The European Central Bank (ECB) will lead the sequence of meetings on Thursday, followed by the U.S. Federal Reserve, Bank of Japan, and Bank of England over the next two weeks.
Despite being at varying points in their respective rate cycles, all four major central banks face significant uncertainty in the policy environment.
UBS expects the ECB to pause after seven consecutive rate cuts, preferring to assess economic responses to previous moves and monitor tariff negotiations.
The Bank of Japan, which began hiking rates as others started cutting, likely has room for further increases but is expected to hold rates steady due to easing inflation and ongoing trade discussions with the U.S.
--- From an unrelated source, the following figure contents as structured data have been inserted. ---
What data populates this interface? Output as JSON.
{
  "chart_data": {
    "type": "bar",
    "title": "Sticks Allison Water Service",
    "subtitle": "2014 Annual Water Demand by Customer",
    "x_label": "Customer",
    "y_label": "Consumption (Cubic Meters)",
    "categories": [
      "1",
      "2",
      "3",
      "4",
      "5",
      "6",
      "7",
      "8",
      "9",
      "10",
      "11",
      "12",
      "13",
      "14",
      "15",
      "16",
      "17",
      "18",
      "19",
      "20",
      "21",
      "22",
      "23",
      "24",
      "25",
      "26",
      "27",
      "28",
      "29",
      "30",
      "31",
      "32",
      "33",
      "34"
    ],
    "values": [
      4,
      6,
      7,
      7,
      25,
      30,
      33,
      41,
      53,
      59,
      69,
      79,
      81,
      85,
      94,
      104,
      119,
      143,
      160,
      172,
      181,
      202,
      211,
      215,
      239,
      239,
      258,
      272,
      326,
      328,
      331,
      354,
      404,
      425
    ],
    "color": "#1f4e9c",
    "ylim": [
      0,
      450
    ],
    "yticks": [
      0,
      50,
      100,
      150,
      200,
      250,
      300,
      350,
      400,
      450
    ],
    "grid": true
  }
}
The Federal Reserve faces perhaps the most challenging decision as it weighs whether potential tariffs on U.S. imports will trigger more inflation or weaker growth.
Despite pressure from President Trump to cut rates, UBS anticipates the Fed will maintain current rates for now as economic data provides no clear direction.
The Bank of England, dealing with the familiar trade-off between persistent inflation and a slowing economy, has been more cautious than the ECB in its easing cycle.
With U.K. monetary policy still in restrictive territory and growth headwinds becoming more evident, UBS expects the Monetary Policy Committee to implement a rate cut in August, likely with another split vote.